From Pope St. John Paul II’s Apostolic Exhortation Familiaris Consortio (1981):
The pastoral care of the regularly established family signifies, in practice, the commitment of all the members of the local ecclesial community to helping the couple to discover and live their new vocation and mission. In order that the family may be ever more a true community of love, it is necessary that all its members should be helped and trained in their responsibilities as they face the new problems that arise, in mutual service, and in active sharing in family life.
This holds true especially for young families, which, finding themselves in a context of new values and responsibilities, are more vulnerable, especially in the first years of marriage, to possible difficulties, such as those created by adaptation to life together or by the birth of children. Young married couples should learn to accept willingly, and make good use of, the discreet, tactful and generous help offered by other couples that already have more experience of married and family life. Thus, within the ecclesial community—the great family made up of Christian families—there will take place a mutual exchange of presence and help among all the families, each one putting at the service of others its own experience of life, as well as the gifts of faith and grace. Animated by a true apostolic spirit, this assistance from family to family will constitute one of the simplest, most effective and most accessible means for transmitting from one to another those Christian values which are both the starting point and goal of all pastoral care. Thus young families will not limit themselves merely to receiving, but in their turn, having been helped in this way, will become a source of enrichment for other longer established families, through their witness of life and practical contribution.

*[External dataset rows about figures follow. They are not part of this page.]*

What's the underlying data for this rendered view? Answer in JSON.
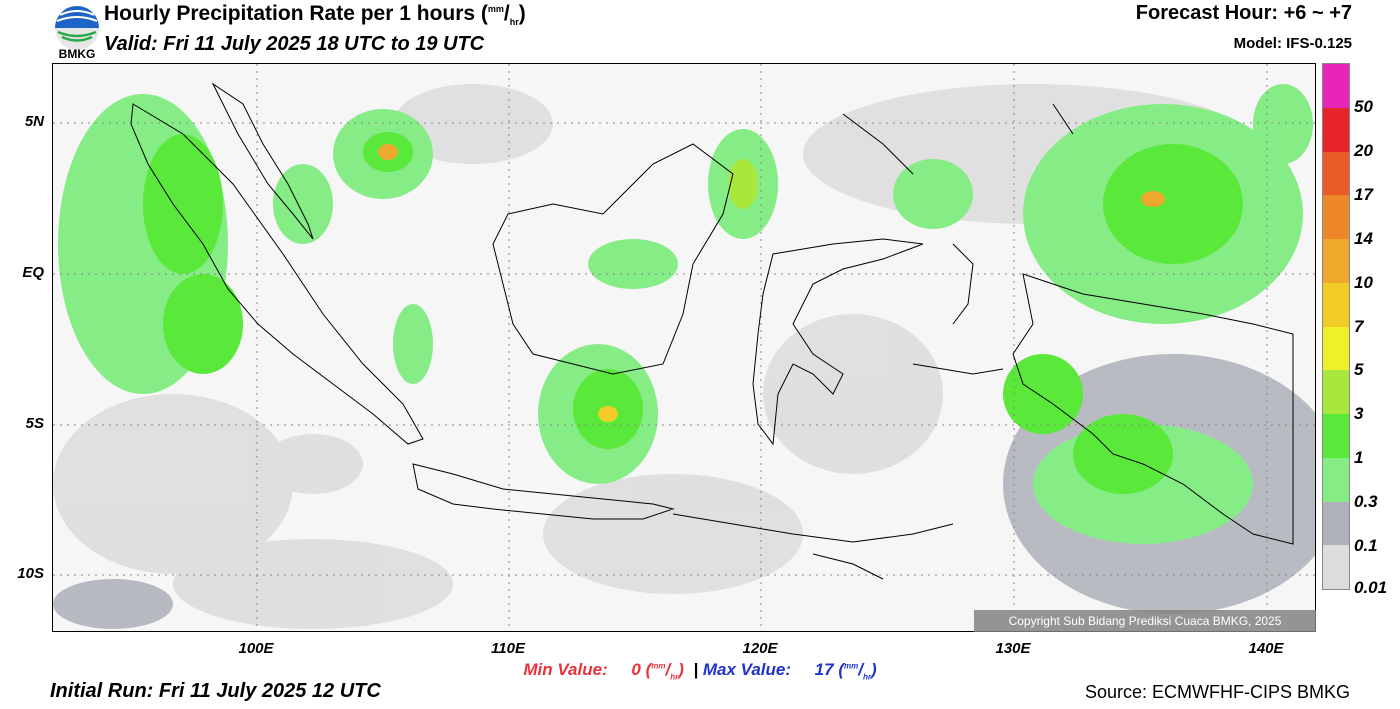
{
  "header": {
    "title_main": "Hourly Precipitation Rate per 1 hours (",
    "title_unit_top": "mm",
    "title_unit_bottom": "hr",
    "title_close": ")",
    "valid": "Valid: Fri 11 July 2025 18 UTC to 19 UTC",
    "forecast_hour": "Forecast Hour: +6 ~ +7",
    "model": "Model: IFS-0.125",
    "logo_text": "BMKG"
  },
  "map": {
    "lat_labels": [
      "5N",
      "EQ",
      "5S",
      "10S"
    ],
    "lon_labels": [
      "100E",
      "110E",
      "120E",
      "130E",
      "140E"
    ],
    "copyright": "Copyright Sub Bidang Prediksi Cuaca BMKG, 2025"
  },
  "colorbar": {
    "labels": [
      "50",
      "20",
      "17",
      "14",
      "10",
      "7",
      "5",
      "3",
      "1",
      "0.3",
      "0.1",
      "0.01"
    ],
    "colors": [
      "#e626b6",
      "#e8262a",
      "#ea5a26",
      "#ee862a",
      "#f0a82c",
      "#f2cc26",
      "#f0f02a",
      "#a8e83c",
      "#5ae83a",
      "#86ec86",
      "#aeb0ba",
      "#dcdcdc"
    ]
  },
  "stats": {
    "min_label": "Min Value:",
    "min_value": "0",
    "separator": "|",
    "max_label": "Max Value:",
    "max_value": "17",
    "unit_top": "mm",
    "unit_bottom": "hr"
  },
  "footer": {
    "initial_run": "Initial Run: Fri 11 July 2025 12 UTC",
    "source": "Source: ECMWFHF-CIPS BMKG"
  }
}
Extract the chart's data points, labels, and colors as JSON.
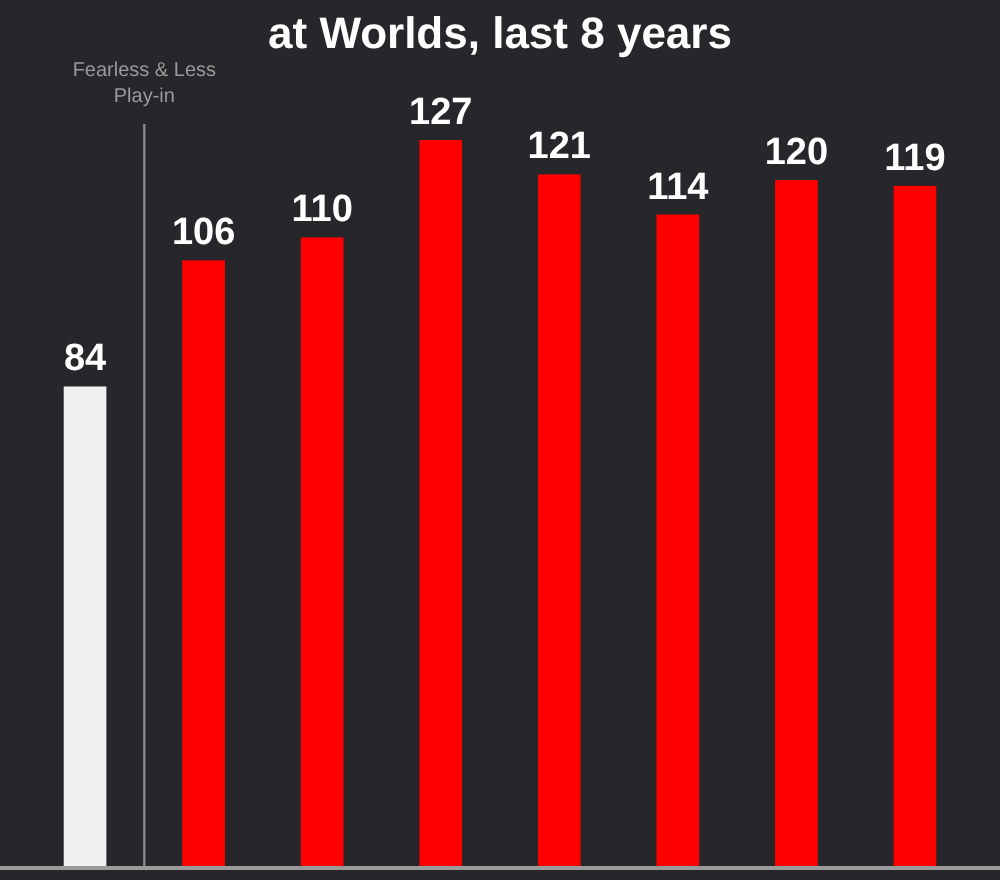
{
  "chart_data": {
    "type": "bar",
    "title": "at Worlds, last 8 years",
    "categories": [
      null,
      null,
      null,
      null,
      null,
      null,
      null,
      null
    ],
    "values": [
      84,
      106,
      110,
      127,
      121,
      114,
      120,
      119
    ],
    "colors": [
      "#f0f0f0",
      "#ff0000",
      "#ff0000",
      "#ff0000",
      "#ff0000",
      "#ff0000",
      "#ff0000",
      "#ff0000"
    ],
    "data_labels": true,
    "annotations": [
      "Fearless & Less Play-in"
    ]
  }
}
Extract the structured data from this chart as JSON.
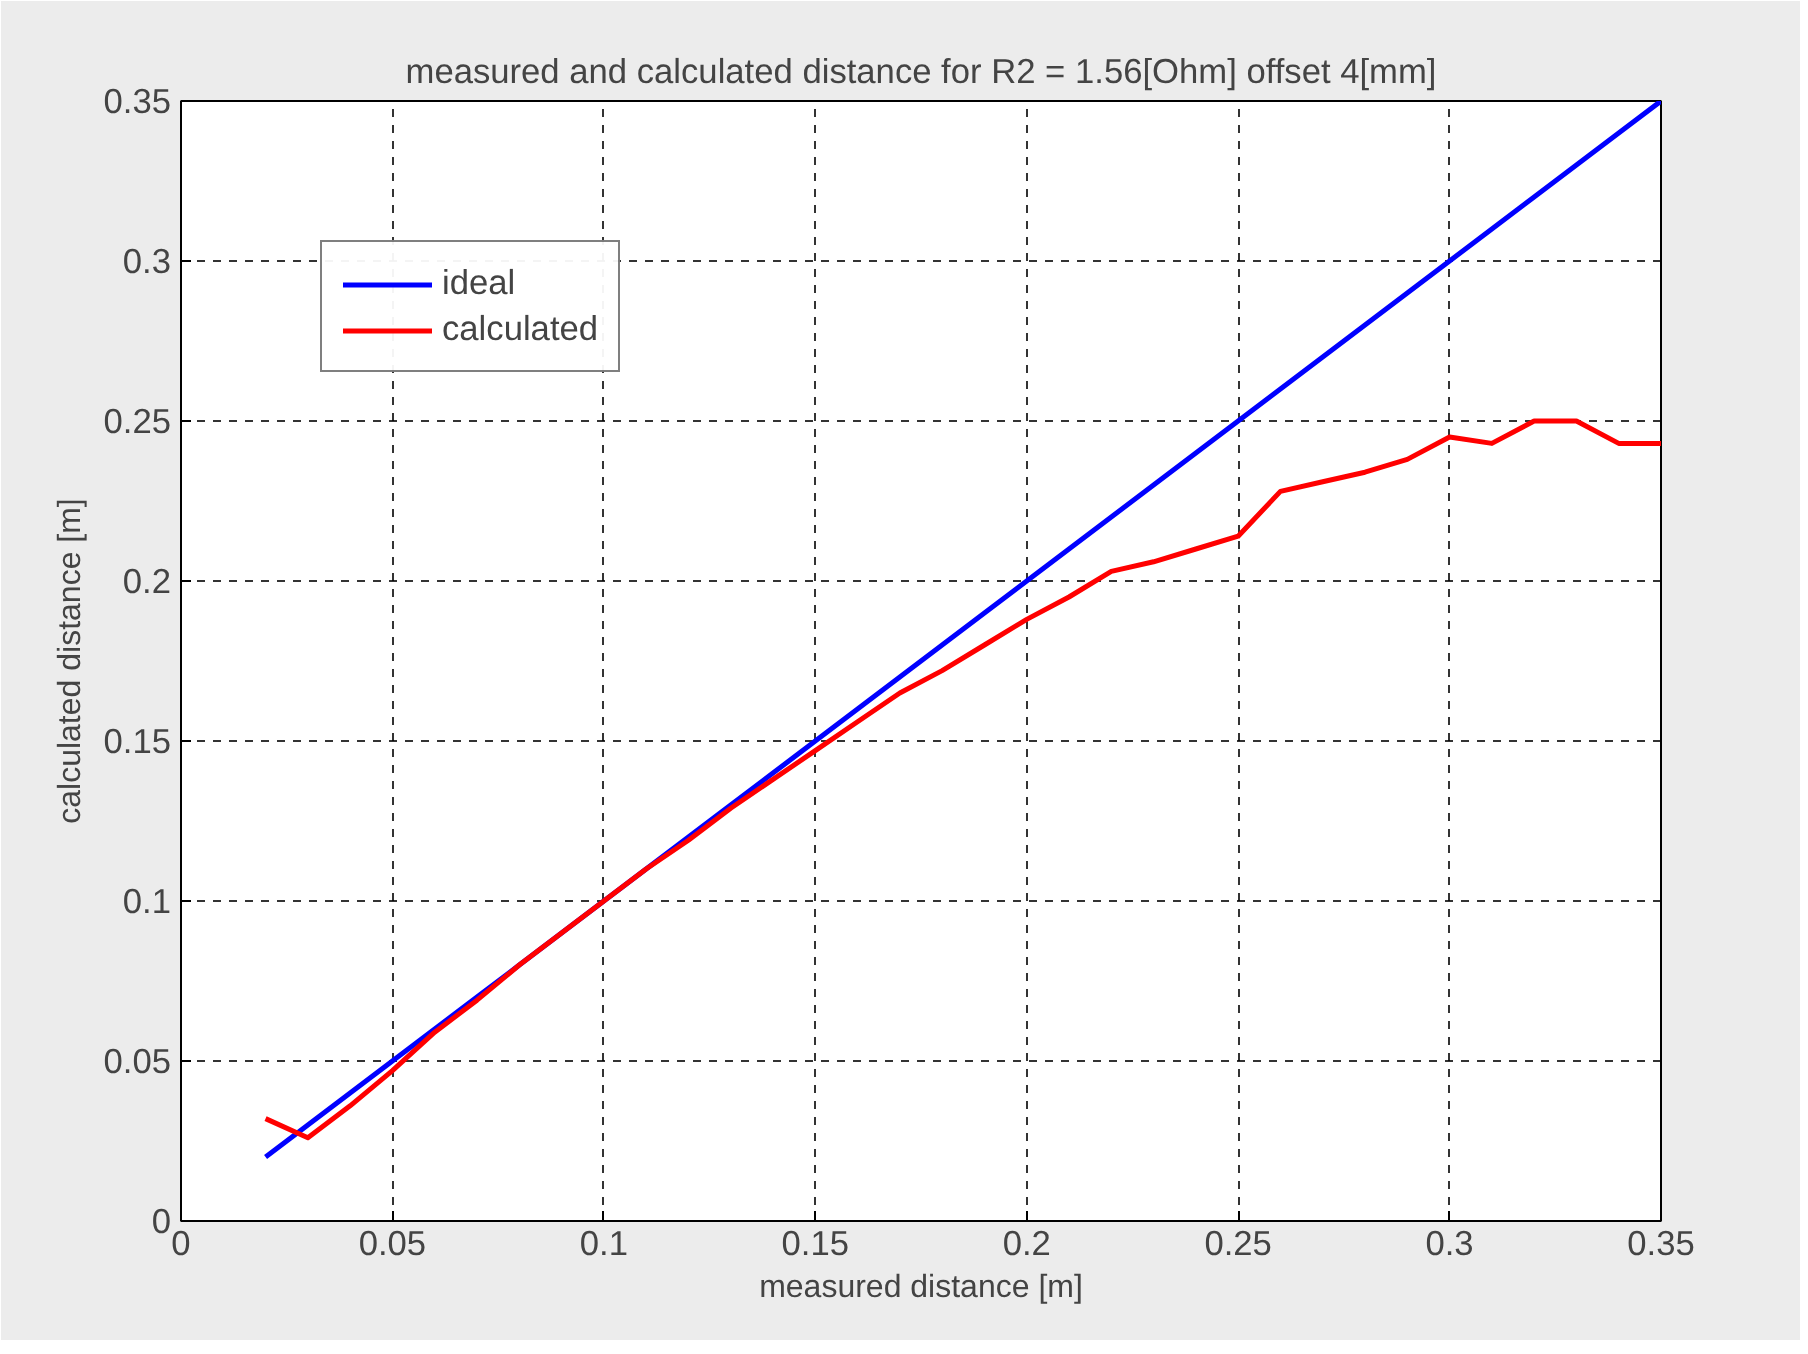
{
  "chart_data": {
    "type": "line",
    "title": "measured and calculated distance for R2 = 1.56[Ohm] offset 4[mm]",
    "xlabel": "measured distance [m]",
    "ylabel": "calculated distance [m]",
    "x": [
      0.02,
      0.03,
      0.04,
      0.05,
      0.06,
      0.07,
      0.08,
      0.09,
      0.1,
      0.11,
      0.12,
      0.13,
      0.14,
      0.15,
      0.16,
      0.17,
      0.18,
      0.19,
      0.2,
      0.21,
      0.22,
      0.23,
      0.24,
      0.25,
      0.26,
      0.27,
      0.28,
      0.29,
      0.3,
      0.31,
      0.32,
      0.33,
      0.34,
      0.35
    ],
    "series": [
      {
        "name": "ideal",
        "color": "#0000ff",
        "values": [
          0.02,
          0.03,
          0.04,
          0.05,
          0.06,
          0.07,
          0.08,
          0.09,
          0.1,
          0.11,
          0.12,
          0.13,
          0.14,
          0.15,
          0.16,
          0.17,
          0.18,
          0.19,
          0.2,
          0.21,
          0.22,
          0.23,
          0.24,
          0.25,
          0.26,
          0.27,
          0.28,
          0.29,
          0.3,
          0.31,
          0.32,
          0.33,
          0.34,
          0.35
        ]
      },
      {
        "name": "calculated",
        "color": "#ff0000",
        "values": [
          0.032,
          0.026,
          0.036,
          0.047,
          0.059,
          0.069,
          0.08,
          0.09,
          0.1,
          0.11,
          0.119,
          0.129,
          0.138,
          0.147,
          0.156,
          0.165,
          0.172,
          0.18,
          0.188,
          0.195,
          0.203,
          0.206,
          0.21,
          0.214,
          0.228,
          0.231,
          0.234,
          0.238,
          0.245,
          0.243,
          0.25,
          0.25,
          0.243,
          0.243
        ]
      }
    ],
    "xlim": [
      0,
      0.35
    ],
    "ylim": [
      0,
      0.35
    ],
    "xticks": [
      0,
      0.05,
      0.1,
      0.15,
      0.2,
      0.25,
      0.3,
      0.35
    ],
    "yticks": [
      0,
      0.05,
      0.1,
      0.15,
      0.2,
      0.25,
      0.3,
      0.35
    ],
    "grid": true,
    "legend": "top left",
    "line_style": "solid",
    "marker": "none"
  }
}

In her pastoral care of young families, the Church must also pay special attention to helping them to live married love responsibly in relationship with its demands of communion and service to life. She must likewise help them to harmonize the intimacy of home life with the generous shared work of building up the Church and society. When children are born and the married couple becomes a family in the full and specific sense, the Church will still remain close to the parents in order that they may accept their children and love them as a gift received from the Lord of life, and joyfully accept the task of serving them in their human and Christian growth.